Los Angeles Times ise Başkan Trump’ın dün New York’ta Birleşmiş Milletler Genel Kurulu’nda dünya liderlerine hitaben yaptığı konuşmanın ayrıntılarını aktarıyor. Gazete, Trump’ın, “Benim yönetimim, ülkemizin tarihi boyunca hemen hemen hiçbir başkanın başaramadığı kazanımlara imza attı,” şeklindeki sözlerinin Genel Kurul’da gülüşmelerle karşılandığını yazıyor. Habere göre Trump, konuşmasında, büyük başarılar olarak İran nükleer anlaşmasından çekilme, Birleşmiş Milletler İnsan Hakları Konseyi’nden ayrılma, Birleşmiş Milletler’in desteklediği göç anlaşmasını imzalamayı reddetme ve İsrail’deki Amerikan büyükelçiliğini Kudüs’e taşıma kararlarını sıraladı. 35 dakikalık konuşmasının büyük bölümünü “Önce Amerika” politikasının reklamını yapmaya ayıran Trump, “Küreselleşme ideolojisini reddediyoruz, vatanseverlik doktrinini benimsiyoruz,” dedi. Göç meselesine de değinen Trump, kaçak ve kontrolsüz göçün tehlikeli olduğunu ve her ülkenin göç politikalarını kendi ulusal çıkarları doğrultusunda oluşturması gerektiğini vurguladı. Trump, “Göç politikaları, halkımıza hesap verecek durumda olmayan uluslararası bir kurum tarafından oluşturulmamalı. Göç krizinin uzun vadeli çözümü, insanlara kendi memleketlerinde umut dolu gelecekler inşa etmesini sağlamaktır,” ifadelerini kullandı.
Los Angeles Times bugün ayrıca Demokrat Partili kadın seçmenler hakkında Güney California Üniversitesi’yle ortak yaptığı bir araştırmanın sonuçlarına yer veriyor.
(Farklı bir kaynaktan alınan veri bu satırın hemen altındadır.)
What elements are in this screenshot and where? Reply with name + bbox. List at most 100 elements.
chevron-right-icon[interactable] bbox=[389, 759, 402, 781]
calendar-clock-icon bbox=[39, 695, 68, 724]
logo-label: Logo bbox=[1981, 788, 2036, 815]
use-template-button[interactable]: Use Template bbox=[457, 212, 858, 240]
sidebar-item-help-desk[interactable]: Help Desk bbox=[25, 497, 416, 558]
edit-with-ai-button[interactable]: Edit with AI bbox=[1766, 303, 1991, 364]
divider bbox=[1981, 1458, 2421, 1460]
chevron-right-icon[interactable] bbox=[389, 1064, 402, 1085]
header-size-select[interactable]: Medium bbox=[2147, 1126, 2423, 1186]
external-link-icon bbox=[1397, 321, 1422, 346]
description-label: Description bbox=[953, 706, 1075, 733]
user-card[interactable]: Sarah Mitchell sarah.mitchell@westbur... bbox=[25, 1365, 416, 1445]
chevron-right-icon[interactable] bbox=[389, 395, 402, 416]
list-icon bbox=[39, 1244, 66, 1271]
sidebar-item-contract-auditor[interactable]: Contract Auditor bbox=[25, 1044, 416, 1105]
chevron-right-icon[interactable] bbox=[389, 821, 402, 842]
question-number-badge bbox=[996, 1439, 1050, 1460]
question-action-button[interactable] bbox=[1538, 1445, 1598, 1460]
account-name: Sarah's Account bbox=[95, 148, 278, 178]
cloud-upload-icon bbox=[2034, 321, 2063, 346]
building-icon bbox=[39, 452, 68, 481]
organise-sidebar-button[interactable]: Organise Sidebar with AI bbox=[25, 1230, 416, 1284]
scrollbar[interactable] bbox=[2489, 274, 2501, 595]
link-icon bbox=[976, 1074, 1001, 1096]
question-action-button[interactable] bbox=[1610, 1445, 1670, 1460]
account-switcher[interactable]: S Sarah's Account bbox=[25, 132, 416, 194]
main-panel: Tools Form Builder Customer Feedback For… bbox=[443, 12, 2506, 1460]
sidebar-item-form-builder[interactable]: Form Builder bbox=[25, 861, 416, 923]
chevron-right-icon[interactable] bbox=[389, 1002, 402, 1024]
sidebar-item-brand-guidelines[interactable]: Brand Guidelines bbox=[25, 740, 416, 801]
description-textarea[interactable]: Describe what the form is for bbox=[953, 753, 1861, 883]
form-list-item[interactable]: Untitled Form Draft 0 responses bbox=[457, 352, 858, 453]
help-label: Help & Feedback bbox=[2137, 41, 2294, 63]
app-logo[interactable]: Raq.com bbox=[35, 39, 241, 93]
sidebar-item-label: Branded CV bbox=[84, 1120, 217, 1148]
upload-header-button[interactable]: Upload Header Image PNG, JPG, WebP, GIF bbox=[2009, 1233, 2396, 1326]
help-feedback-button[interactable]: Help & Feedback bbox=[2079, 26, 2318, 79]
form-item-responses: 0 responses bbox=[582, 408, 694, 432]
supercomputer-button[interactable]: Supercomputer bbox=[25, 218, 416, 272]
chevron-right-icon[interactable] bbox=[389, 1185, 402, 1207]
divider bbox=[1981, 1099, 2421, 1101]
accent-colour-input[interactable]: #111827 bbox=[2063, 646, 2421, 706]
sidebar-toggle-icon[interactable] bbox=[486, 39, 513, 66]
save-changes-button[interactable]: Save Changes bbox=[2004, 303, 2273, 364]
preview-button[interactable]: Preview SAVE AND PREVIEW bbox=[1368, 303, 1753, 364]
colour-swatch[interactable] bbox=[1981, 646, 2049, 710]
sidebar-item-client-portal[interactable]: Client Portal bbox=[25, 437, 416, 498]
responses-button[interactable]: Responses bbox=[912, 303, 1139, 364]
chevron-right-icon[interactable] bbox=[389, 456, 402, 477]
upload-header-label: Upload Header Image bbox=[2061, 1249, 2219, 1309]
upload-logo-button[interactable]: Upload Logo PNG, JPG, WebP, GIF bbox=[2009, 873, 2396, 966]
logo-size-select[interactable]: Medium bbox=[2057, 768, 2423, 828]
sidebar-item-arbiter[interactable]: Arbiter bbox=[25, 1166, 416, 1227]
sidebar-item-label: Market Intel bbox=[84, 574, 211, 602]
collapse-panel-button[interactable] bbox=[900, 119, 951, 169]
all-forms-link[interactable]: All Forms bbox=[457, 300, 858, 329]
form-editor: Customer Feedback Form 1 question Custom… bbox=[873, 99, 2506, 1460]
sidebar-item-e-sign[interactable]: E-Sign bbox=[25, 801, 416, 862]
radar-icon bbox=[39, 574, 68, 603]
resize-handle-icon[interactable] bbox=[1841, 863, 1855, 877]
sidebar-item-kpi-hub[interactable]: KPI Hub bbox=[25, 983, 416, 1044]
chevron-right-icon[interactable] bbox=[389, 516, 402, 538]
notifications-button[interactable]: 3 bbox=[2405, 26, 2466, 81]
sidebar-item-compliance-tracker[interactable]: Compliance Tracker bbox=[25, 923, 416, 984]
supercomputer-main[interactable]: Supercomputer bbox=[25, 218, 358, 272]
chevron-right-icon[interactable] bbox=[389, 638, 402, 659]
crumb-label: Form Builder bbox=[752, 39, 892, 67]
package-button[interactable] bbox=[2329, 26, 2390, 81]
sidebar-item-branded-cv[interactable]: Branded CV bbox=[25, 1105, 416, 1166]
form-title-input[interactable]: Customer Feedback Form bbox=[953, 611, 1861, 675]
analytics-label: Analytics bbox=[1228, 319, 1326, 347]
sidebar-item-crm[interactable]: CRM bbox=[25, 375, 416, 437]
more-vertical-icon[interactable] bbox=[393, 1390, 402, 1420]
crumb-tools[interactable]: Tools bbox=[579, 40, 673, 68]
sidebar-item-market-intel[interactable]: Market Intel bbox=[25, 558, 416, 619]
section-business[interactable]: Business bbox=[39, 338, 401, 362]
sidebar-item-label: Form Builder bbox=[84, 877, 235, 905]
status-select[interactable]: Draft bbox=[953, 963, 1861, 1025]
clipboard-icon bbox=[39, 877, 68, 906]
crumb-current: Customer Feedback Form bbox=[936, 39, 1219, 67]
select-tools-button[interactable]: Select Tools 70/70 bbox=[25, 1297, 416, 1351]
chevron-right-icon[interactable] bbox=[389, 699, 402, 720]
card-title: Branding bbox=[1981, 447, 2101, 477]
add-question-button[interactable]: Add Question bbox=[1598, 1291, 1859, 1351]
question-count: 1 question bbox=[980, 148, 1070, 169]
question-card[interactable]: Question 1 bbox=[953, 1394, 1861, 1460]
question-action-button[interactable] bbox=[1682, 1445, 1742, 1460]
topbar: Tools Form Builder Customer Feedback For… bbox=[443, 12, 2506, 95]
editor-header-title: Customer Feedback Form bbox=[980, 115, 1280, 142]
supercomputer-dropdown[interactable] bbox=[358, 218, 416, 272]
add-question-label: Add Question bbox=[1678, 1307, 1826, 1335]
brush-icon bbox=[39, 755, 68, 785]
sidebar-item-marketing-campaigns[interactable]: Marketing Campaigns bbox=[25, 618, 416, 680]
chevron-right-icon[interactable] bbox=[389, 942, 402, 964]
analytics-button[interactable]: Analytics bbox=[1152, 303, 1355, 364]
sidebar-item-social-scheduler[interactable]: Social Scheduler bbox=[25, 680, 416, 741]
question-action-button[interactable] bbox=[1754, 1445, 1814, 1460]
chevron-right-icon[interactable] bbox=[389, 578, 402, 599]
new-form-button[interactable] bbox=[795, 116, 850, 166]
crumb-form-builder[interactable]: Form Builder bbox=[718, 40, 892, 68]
Gazete, eğitim seviyesi yüksek, büyük kentlerin banliyölerinde yaşayan kadın seçmenlerin Kasım ayındaki Kongre ara seçimlerinde sandık başına gitme oranının çok yüksek olacağını, bunun da Demokrat Parti’nin elde edeceği kazanımları arttıracağını öngörüyor. Araştırmaya katılan seçmenlerin dörtte üçü, ara seçimlerde kullanacakları oyun Trump hakkındaki görüşlerinin bir yansıması olacağını söyledi. Yaz aylarında yapılan araştırmalarda erkek seçmenlerin sayı olarak iki parti arasında bölündüğü gözleniyordu. Ancak gazete, kadın seçmenler açısından durumun çok daha farklı olduğunu vurguluyor. Genellikle Demokrat Parti eğilimli olan kadın seçmenlerin Cumhuriyetçi adaylara verdiği desteğin daha da azaldığı görülüyor. Ankete katılan ve Demokrat Partili adaylara oy vereceklerini açıklayan kadın seçmen oranı yüzde 64. Banliyölerde yaşayan varlıklı kadınlar, evli beyaz kadınlar ve üniversite derecesi olmayan beyaz kadınlar, şimdiye kadar Cumhuriyetçi Parti açısından oy potansiyeli yüksek, kritik bir seçmen kitlesiydi. Ancak gazete, özellikle cinsel taciz ve saldırı vakalarını gün yüzüne çıkaran MeToo hareketinin etkisiyle son bir yıl içinde kadın seçmenlerin büyük oranda fikir değiştirdiği ve bunun, Kongre’deki dengeler üzerinde etkili olabileceğini yazıyor.